W is a tall and skinny real valued matrix, and diag(S) is a diagonal matrix consists of +1 or -1 on the diagonal. I want the eigen decomposition of A = W * diag(S) * W' where single quote denotes transposition. The main problem is that A is pretty big. Since A is symmetric, rank deficient, and I actually know the maximum rank of A (from W), I think I should be able to do this efficiently. Any idea how to approach this?

My eventual goal is to compute the matrix exponential of A without using MATLAB's expm which is pretty slow for big matrices and does not take advantage of rank deficiency. If A = U * diag(Z) * U' is the eigen decomposition, exp(A) = U * diag(exp(Z)) * U'.

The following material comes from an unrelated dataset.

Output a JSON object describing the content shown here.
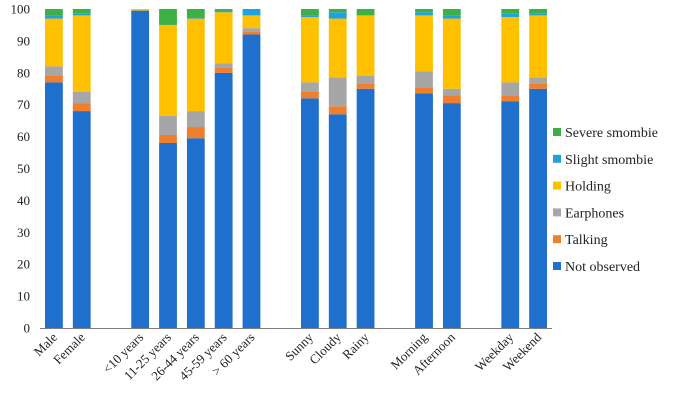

While finding an orthogonal U such that W * diag(S) * W' = U' * diag(Z) * U' looks promising to have an easy algorithm, I need some linear algebra help here.

2

2 Answers

4
votes

I'd first perform the so called 'thin' QR factorization of W, then compute the eigenvalue decomposition of R*diag(S)*R', then use this to compute the eig decomposition of A.

N = 10;
n=3;
S = 2*(rand(1,n)>0.5)-1;
W = rand(N,n);

[Q,R] = qr(W,0);
[V,D] = eig(R*diag(S)*R');

%this is the non rank-deficient part of eig(W*diag(S)*W')
D_A = D;
V_A = Q*V;

%compare with
[V_full,D_full] = eig(W*diag(S)*W');

Hope this helps.

A.

2
votes

MATLAB actually has an implementation for retrieving the largest (or smallest) eigen values and vectors. Use eigs(A,k) to get the k largest.

To get the largest only, one can use the Power iteration method, or better yet Rayleigh quotient iteration.